The extra need for structure is very important to these children. They are less able to create their own. So borrow from your preschool, which usually has the daily schedule on a big poster with pictures, and the children review it routinely. Thus, parents should create, with the child’s assistance, a large poster that outlines the morning routine. Include times, a brief statement of the task to be completed, and a picture or drawing of the task. Place a large, analog clock next to the poster. Then, throughout the morning, keep referring to the poster: “It’s 7:20 and the poster says you are supposed to have brushed your teeth already. Oh-oh, you better hurry up or you won’t be done getting dressed by 7:35.” It’s as if the poster is in charge, not the parent — you can’t argue with a poster!
If possible, build into the end of the schedule a brief playtime which, of course, can only happen if he’s done on time. That way you are getting the child to work for the very thing he wants the most — your attention.
The same process can be used at night, with the same one-on-one attention at the end if the child is ready on time.
Now, what should you do when the child throws a tantrum? Walk away, even if the child responds by intensifying the tantrum or keeping at it for a longer period of time. Wait until it run its course before attempting any discipline. If the child has really lost it, keep in mind that it is a scary experience for him and you should verbalize that probable feeling when the tantrum is over. You may also decide in those instances to offer some soothing comments in addition to a possible negative consequence.
Remember that one of the most effective discipline techniques you have as a parent is the attention you give to your children. The challenging child has learned to get most of his attention by negative behaviors. You must reverse that by withdrawing your attention at those times, with less concern about useless lectures and admonitions, and making a point of reinforcing positive behavior by giving more of your attention at those moments. It can often help to use structure here as well by listing some key positive behaviors on a chart that earn extra playtime with a parent.

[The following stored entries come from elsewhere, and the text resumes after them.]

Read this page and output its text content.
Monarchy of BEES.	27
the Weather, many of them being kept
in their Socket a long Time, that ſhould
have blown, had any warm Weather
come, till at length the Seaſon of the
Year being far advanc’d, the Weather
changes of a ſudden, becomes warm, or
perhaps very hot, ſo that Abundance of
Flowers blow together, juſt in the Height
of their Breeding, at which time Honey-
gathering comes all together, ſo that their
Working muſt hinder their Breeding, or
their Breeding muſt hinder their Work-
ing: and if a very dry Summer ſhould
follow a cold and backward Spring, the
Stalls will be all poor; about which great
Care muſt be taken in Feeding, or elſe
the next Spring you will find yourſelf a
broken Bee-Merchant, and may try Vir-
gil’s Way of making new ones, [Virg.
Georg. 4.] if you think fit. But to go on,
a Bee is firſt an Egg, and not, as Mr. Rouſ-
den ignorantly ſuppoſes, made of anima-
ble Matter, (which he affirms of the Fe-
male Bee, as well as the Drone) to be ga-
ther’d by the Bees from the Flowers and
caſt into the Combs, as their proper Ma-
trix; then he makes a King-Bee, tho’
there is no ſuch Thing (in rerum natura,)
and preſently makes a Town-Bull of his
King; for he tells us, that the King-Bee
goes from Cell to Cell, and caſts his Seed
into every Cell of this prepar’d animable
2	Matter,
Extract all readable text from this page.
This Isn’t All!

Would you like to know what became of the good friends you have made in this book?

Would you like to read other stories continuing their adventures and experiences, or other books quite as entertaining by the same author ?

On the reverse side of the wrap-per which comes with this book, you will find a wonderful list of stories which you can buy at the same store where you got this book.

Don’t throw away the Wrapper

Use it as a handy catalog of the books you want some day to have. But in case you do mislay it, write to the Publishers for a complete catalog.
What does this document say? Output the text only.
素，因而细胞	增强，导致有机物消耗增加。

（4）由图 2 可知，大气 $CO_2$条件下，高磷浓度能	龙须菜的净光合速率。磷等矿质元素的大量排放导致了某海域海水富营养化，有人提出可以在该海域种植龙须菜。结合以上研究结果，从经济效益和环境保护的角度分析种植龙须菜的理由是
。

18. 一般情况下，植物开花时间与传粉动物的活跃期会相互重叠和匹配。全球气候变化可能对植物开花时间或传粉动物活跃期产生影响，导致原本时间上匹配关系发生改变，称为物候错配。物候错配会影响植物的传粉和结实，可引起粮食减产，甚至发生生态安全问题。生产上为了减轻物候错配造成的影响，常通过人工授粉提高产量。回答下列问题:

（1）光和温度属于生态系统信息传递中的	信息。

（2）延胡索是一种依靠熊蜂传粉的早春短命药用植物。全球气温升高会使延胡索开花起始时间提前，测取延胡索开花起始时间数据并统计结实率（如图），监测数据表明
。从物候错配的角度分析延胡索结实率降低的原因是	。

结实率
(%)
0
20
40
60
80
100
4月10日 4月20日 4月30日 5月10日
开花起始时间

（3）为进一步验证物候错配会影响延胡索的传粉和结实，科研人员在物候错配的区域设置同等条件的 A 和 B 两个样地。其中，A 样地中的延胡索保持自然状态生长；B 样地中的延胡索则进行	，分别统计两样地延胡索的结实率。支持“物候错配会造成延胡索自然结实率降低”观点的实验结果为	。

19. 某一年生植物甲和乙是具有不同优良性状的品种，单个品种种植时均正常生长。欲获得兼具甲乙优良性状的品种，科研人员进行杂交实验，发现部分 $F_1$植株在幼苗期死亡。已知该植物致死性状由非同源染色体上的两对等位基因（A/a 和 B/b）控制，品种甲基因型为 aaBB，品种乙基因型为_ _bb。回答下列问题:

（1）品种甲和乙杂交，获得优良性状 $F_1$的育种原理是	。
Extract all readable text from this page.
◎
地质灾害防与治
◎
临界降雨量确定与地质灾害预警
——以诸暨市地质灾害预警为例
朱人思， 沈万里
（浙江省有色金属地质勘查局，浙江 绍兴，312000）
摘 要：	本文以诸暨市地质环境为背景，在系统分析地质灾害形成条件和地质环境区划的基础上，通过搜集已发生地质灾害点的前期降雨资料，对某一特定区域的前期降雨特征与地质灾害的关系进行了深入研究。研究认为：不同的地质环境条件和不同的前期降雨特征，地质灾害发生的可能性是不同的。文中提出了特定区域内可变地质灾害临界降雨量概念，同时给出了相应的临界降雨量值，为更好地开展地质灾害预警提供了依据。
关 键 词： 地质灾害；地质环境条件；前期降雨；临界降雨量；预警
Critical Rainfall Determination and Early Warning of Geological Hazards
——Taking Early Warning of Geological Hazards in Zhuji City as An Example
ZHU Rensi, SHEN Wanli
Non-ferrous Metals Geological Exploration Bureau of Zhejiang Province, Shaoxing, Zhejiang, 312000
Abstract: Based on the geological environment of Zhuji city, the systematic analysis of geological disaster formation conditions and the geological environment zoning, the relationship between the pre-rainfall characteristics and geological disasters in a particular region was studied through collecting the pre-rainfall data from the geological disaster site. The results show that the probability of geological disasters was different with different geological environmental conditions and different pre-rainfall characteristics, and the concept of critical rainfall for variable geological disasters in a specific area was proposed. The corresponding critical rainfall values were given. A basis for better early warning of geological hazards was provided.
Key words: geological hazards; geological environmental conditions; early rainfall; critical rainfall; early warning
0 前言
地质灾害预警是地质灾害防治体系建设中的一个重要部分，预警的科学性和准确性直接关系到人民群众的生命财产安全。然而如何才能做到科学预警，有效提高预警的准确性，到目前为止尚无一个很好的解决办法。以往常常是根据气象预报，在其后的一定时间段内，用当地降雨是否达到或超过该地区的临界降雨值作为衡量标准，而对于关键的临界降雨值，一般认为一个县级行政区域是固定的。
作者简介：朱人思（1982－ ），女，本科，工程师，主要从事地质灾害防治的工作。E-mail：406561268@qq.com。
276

Time out is still one of the most effective discipline techniques but a key to making it work, once again, is recognizing that you cannot control your child’s behavior, only the consequences. If a child refuses to go to his room or stay in there for the required amount of time (just a few minutes for preschoolers), you kneel down and look him right in the eye and say, “You’re right. I can’t make you stay in your room. But if you don’t then the next time you ask me to do something with or for you, I will just say no and remind you that you owe me a timeout.” Then walk away. Your child will soon need something from you and you remind him not until he completes his time out. You will get tested on this a few times and once the child realizes you are like an elephant that never forgets (having an elephant mask or picture handy adds some levity to this process), he will become much more compliant in accepting his punishment.
The key issues in parenting a challenging child are not to lose confidence in yourself as a parent, be persistent in creating structure and managing your attention, and finding the positive aspects of your child and focusing as much attention on that as possible.